Nasha już nie było koło mnie, trochę się zdziwiłam, ale usłyszałam, że ktoś wchodzi  po schodach. Okey chyba był w kuchni? Ale co ja mam teraz zrobić? Może po prostu będę udawała, że śpię. Zawsze warto spróbować. Po czym odwróciłam się na bok i zamknęłam oczy, długo nie musiałam udawać, zasnęłam. Ale przed tym czułam jak jego rękę ląduje na moim biodrze a jego usta wylądowały na moim czole. Po czym szepną mi do ucha.
- Dobranoc moja mała księżniczko.

Mimo wolnie uśmiechnęłam się.

Nasha POV

Szczerzę nie wiem co we mnie wtedy wstąpiło.
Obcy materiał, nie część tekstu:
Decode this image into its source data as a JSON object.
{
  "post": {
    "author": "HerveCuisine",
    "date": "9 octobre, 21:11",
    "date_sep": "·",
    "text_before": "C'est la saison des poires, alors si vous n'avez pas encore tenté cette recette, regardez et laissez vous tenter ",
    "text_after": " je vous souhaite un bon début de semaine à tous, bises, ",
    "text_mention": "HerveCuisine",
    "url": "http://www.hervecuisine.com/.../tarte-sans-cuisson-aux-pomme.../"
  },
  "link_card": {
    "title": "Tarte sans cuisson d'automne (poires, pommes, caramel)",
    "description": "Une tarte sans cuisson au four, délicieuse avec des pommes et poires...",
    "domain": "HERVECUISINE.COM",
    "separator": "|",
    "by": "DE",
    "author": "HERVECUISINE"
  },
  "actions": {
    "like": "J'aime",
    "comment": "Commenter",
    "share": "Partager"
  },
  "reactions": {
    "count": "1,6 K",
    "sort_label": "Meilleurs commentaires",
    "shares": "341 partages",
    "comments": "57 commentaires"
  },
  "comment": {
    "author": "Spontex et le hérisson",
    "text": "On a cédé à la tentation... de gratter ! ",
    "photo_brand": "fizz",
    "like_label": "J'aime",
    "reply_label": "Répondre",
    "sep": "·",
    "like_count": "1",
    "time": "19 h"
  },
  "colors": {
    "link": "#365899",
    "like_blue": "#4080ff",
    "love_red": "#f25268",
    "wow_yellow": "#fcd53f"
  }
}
Niby się już uspokoiło, ale ja nadal pragnąłem jej ust. Gdy wszedłem do pokoju ona już spała. Wyglądała tak słodko, położyłem się koło niej. Przytulając się do niej po czym pocałowałem ją w czoło i szepnąłem do ucha:
- Dobrano moja mała księżniczko.

Widziałem jak dziewczynie unosi się kącik ust. Jest tak kurewsko słodko. Już miałem iść spać, ale postanowiłem napisać SMS do Camerona.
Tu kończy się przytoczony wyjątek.